Secondary effects are extremely difficult to predict in complex systems. 80 per cent of food in the UK is imported. How about your country? Your town?

This isn’t fear-mongering, the data currently available suggests our systems are going to be overwhelmed. As individuals, the best we can do is prepare and encourage our loved ones to prepare. Listen to experts, not politicians. Ignore people saying that nobody is infected, only old people die or the death rate is “only” 2 per cent.

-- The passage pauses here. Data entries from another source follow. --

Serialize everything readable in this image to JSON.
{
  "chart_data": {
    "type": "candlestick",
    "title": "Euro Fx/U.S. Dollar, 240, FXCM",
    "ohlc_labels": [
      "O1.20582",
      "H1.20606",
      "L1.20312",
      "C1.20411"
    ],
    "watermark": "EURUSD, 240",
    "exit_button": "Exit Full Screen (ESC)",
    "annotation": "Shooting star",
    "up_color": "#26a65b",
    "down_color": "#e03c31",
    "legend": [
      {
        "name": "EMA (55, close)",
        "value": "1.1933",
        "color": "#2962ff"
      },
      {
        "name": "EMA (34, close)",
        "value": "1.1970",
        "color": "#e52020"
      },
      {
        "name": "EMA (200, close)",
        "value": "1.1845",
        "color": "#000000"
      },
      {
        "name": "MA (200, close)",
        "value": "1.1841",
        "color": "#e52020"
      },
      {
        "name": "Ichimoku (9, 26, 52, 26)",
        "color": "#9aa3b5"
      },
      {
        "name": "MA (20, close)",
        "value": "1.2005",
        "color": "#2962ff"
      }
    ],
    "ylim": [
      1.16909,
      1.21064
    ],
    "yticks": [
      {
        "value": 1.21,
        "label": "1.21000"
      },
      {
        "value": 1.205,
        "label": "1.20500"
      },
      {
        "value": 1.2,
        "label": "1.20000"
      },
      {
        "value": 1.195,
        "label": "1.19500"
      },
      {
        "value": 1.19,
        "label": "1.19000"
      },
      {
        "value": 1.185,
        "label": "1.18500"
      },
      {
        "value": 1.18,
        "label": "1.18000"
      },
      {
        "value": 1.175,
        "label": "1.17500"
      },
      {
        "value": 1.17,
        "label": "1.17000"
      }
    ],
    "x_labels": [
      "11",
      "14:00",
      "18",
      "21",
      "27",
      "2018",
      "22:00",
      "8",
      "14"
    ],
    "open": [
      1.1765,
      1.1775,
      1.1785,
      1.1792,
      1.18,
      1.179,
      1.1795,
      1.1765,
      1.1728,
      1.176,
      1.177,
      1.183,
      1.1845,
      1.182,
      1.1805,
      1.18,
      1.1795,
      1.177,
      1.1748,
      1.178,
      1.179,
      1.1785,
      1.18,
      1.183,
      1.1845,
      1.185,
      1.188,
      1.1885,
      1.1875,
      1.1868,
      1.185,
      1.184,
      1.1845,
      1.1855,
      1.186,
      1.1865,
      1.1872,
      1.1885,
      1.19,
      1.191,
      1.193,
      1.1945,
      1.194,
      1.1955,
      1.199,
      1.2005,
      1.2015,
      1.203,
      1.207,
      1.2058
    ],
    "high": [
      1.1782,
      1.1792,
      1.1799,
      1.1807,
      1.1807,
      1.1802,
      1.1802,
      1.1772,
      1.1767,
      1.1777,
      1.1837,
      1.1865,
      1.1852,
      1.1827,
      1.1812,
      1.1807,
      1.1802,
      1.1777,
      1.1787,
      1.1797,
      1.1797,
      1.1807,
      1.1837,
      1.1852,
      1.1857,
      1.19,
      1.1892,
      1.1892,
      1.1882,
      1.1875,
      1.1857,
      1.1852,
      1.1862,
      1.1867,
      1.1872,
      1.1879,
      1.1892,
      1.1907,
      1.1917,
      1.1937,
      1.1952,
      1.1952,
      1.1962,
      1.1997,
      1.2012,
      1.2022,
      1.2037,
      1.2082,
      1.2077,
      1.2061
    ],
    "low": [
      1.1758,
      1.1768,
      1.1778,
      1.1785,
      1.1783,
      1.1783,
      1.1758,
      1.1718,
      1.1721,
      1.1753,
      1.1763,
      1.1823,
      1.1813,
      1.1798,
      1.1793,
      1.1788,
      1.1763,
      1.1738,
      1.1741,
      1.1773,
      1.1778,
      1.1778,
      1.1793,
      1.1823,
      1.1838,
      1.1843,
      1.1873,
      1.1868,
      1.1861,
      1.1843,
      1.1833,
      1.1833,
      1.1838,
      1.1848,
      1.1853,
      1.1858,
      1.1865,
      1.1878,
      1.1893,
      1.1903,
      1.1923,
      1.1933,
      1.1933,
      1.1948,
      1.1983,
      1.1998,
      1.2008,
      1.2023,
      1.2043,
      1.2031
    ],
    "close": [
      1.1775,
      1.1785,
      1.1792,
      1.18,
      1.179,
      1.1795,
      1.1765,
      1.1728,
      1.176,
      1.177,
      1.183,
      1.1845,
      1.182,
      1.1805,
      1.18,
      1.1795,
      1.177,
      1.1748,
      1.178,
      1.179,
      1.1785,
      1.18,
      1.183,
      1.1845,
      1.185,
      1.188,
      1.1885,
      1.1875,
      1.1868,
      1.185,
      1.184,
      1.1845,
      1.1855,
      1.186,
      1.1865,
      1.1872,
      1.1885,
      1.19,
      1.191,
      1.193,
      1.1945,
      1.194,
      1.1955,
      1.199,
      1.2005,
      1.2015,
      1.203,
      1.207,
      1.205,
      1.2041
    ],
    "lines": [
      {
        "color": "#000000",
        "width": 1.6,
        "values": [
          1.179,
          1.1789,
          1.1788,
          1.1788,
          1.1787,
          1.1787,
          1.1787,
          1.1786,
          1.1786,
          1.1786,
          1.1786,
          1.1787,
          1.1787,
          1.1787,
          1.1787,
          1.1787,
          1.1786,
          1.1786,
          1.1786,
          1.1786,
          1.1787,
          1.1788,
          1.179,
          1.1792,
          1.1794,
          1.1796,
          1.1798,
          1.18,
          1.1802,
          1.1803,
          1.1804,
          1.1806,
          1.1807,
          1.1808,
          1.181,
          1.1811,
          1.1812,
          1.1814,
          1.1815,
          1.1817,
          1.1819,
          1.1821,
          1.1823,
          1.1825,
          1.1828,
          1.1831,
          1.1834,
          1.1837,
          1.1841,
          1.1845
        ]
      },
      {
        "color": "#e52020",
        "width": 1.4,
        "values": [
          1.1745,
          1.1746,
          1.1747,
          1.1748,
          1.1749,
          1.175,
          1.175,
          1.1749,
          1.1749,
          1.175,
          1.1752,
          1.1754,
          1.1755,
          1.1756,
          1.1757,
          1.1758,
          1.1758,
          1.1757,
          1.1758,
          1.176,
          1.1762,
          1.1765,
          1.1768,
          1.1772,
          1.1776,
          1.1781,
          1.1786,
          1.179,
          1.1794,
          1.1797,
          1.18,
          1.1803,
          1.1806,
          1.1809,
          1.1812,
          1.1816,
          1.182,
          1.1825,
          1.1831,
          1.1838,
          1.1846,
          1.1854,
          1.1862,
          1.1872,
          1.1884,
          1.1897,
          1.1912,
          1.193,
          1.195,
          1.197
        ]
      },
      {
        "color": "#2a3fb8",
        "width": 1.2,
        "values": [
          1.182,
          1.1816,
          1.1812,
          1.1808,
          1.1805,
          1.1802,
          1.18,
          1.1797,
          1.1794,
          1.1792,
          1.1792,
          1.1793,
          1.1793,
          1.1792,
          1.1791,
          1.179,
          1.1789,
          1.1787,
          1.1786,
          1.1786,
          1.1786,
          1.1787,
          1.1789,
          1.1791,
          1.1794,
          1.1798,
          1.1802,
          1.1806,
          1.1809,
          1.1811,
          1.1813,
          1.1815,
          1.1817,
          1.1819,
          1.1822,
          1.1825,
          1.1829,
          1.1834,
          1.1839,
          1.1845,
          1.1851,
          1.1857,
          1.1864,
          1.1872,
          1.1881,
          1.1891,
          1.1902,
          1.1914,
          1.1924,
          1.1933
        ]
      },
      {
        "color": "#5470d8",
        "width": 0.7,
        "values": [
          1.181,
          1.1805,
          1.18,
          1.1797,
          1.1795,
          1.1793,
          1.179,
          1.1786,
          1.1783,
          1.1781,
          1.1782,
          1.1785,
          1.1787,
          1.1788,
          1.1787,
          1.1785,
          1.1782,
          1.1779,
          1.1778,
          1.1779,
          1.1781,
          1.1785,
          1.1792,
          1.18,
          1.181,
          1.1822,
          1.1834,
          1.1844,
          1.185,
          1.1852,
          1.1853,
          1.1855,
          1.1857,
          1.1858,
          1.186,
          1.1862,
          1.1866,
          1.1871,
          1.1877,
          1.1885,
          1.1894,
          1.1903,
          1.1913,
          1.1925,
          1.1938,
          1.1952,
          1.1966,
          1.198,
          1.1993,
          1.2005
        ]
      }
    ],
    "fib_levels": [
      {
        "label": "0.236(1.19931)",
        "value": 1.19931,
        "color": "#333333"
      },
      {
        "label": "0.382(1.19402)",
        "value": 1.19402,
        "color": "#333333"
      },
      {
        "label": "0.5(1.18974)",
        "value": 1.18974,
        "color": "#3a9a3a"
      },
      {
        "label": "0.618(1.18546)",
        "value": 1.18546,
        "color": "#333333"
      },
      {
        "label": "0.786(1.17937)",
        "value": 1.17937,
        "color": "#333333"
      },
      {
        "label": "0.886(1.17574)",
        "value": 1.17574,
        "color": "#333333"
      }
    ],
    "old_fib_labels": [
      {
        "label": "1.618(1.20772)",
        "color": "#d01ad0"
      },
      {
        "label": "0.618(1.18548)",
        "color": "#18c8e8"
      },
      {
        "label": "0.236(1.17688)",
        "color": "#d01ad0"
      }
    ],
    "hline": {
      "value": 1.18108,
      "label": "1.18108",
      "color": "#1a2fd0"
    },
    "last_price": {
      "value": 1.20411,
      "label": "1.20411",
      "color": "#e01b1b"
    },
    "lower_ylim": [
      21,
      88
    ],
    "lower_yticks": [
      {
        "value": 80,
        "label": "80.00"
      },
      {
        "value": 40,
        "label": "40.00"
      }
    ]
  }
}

Try to get people to think about the effects of mass hospitalisation and quarantine.

This open-source model of a worst-case scenario in the US estimates a 60 per cent to 70 per cent rate of infection with a 7.6 per cent (25m) fatality rate if US healthcare capacity is exceeded.

In the best-case scenario, the virus is delayed by warm weather, the fatality and hospitalisation rates are overstated because of the prevalence of smokers and poor healthcare in China and our hospitals are capable of dealing with the influx of people.

If nothing happens and the infectiousness and hospitalisation rates are overstated, you won’t have to go shopping for a few weeks and your friends might think you’re a bit of an idiot.

Given the potential severity of an overwhelmed healthcare system, taking steps to protect yourself and your loved ones is the responsible thing to do.